On Photography

1977 collection of essays by Susan Sontag

On Photography is a 1977 collection of essays by Susan Sontag. It originally appeared as a series of essays in the New York Review of Books between 1973 and 1977. In the book, Sontag expresses her views on the history and present-day role of photography in capitalist societies as of the 1970s. Sontag discusses many examples of modern photography.

The particular qualities and intentions of photographs tend to be swallowed up in the generalized pathos of time past. (p. 21)
The camera makes everyone a tourist in other people's reality, and eventually in one's own. (p. 57)
So successful has been the camera's role in beautifying the world that photographs, rather than the world, have become the standard of the beautiful. (p. 85)

Quotes edit

Farrar, Straus and Giroux ISBN 0385267061
In Plato's Cave
  • Photographed images do not seem to be statements about the world so much as pieces of it, miniatures of reality that anyone can make or acquire.
    • p. 4
  • The particular qualities and intentions of photographs tend to be swallowed up in the generalized pathos of time past.
America, Seen Through Photographs, Darkly
  • Whitman thought he was not abolishing beauty but generalizing it.
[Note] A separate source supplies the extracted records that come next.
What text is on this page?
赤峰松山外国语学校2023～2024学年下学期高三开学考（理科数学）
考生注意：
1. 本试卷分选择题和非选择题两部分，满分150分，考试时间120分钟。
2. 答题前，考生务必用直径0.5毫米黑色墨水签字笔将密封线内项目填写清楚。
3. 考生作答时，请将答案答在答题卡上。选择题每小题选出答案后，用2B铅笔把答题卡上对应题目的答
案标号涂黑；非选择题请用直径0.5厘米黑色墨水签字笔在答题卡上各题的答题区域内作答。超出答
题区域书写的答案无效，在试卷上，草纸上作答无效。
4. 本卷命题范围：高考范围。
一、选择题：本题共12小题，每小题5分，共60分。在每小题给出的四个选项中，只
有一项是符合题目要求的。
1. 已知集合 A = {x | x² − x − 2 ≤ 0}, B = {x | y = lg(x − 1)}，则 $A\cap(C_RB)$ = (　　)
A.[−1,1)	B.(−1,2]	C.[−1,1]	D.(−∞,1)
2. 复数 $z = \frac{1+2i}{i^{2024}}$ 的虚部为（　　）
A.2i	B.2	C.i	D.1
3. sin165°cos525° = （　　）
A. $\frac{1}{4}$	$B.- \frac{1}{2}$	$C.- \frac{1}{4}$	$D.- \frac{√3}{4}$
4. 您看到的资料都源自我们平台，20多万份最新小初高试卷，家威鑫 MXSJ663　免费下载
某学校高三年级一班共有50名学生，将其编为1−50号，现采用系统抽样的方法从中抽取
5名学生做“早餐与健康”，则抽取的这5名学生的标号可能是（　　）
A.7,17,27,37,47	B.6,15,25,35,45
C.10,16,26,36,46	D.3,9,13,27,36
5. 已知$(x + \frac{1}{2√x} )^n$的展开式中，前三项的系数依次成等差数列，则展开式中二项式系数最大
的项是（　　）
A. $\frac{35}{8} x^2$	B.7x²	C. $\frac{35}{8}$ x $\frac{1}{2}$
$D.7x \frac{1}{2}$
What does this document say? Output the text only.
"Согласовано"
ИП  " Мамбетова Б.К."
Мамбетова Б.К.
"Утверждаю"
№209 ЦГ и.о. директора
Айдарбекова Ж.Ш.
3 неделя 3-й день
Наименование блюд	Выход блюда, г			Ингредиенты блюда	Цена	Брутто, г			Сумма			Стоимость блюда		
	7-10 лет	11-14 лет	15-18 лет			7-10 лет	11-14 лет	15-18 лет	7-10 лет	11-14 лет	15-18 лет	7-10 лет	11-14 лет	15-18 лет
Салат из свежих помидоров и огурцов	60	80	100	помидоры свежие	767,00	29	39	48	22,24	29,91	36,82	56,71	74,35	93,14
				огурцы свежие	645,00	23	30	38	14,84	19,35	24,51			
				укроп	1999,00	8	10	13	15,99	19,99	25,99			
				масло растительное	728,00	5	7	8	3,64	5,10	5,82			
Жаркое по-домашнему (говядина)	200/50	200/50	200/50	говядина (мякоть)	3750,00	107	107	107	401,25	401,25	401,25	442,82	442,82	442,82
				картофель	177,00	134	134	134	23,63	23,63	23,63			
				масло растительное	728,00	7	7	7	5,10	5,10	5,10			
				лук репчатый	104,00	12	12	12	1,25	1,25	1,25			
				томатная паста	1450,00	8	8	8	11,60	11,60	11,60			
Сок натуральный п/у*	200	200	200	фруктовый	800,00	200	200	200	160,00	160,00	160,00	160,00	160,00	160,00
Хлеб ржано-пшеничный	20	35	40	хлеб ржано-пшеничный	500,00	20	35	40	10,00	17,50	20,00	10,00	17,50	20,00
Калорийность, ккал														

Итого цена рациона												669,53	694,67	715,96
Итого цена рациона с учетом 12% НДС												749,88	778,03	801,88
So, for generations, did the most gifted American photographers, in their polemical pursuit of the trivial and the vulgar. But among American photographers who have matured since World War II, the Whitmanesque mandate to record in its entirety the extravagant candors of actual American experience has gone sour. In photographing dwarfs, you don't get majesty & beauty. You get dwarfs.
    • "America, Seen Through Photographs, Darkly", p. 29
  • Evans wanted his photographs to be "literate, authoritative, transcendent." The moral universe of the 1930s being no longer ours, these adjectives are barely creditable today. Nobody demands that photography be literate. Nobody can imagine how it could be authoritative. Nobody understands how anything, least of all a photograph, could be transcendent.
    • "America, Seen Through Photographs, Darkly", p. 31
Melancholy Objects
  • Social misery has inspired the comfortably-off with the urge to take pictures, the gentlest of predations, in order to document a hidden reality, that is, a reality hidden from them. Gazing on other people's reality with curiosity, with detachment, with professionalism, the ubiquitous photographer operates as if that activity transcends class interests, as if its perspective is universal. In fact, photography first comes into its own as an extension of the eye of the middle-class flâneur, whose sensibility was so accurately charted by Baudelaire. The photographer is an armed version of the solitary walker reconnoitering, stalking, cruising the urban inferno, the voyeuristic stroller who discovers the city as a landscape of voluptuous extremes. Adept of the joys of watching, connoisseur of empathy, the flâneur finds the world "picturesque"...
    • p. 55
  • The flâneur is not attracted to the city's official realities but to its dark seamy corners, the neglected populations—an unofficial reality behind the façade of bourgeois life that the photographer 'apprehends,' as a detective apprehends a criminal."
    • p. 55
  • The camera makes everyone a tourist in other people's reality, and eventually in one's own.
    • "Melancholy Objects", p. 57
The Heroism of Vision
  • So successful has been the camera's role in beautifying the world that photographs, rather than the world, have become the standard of the beautiful.
    • "The Heroism of Vision", p. 85
  • The tradition of portrait painting, to embellish or idealize the subject, remains the aim of everyday and of commercial photography, but it has had a much more limited career in photography considered as art. Generally speaking, the honors have gone to the Cordelias.
    • "The Heroism of Vision", p. 105
Photographic Evangels
  • The destiny of photography has taken it far beyond the role to which it was originally thought to be limited: to give more accurate reports on reality (including works of art). Photography is the reality; the real object is often experienced as a letdown.
    • "Photographic Evangels", p. 147
The Image-World
  • Between two fantasy alternatives, that Holbein the Younger had lived long enough to have painted Shakespeare or that a prototype of the camera had been invented early enough to have photographed him, most Bardolators would choose the photograph. This is not just because it would presumably show what Shakespeare really looked like, for even if the photograph were faded, barely legible, a brownish shadow, we would probably still prefer it to another glorious Holbein. Having a photograph of Shakespeare would be like having a nail from the True Cross.
    • "The Image-World", p. 154
  • Reality has come to seem more and more like what we are shown by cameras. It is common now for people to insist upon their experience of a violent event in which they were caught up — a plane crash, a shoot-out, a terrorist bombing — that "it seemed like a movie." This is said, other descriptions seeming insufficient, in order to explain how real it was. While many people in non-industrialized countries still feel apprehensive when being photographed, divining it to be some kind of trespass, an act of disrespect, a sublimated looting of the personality or the culture, people in industrialized countries seek to have their photographs taken — feel that they are images, and are made real by photographs.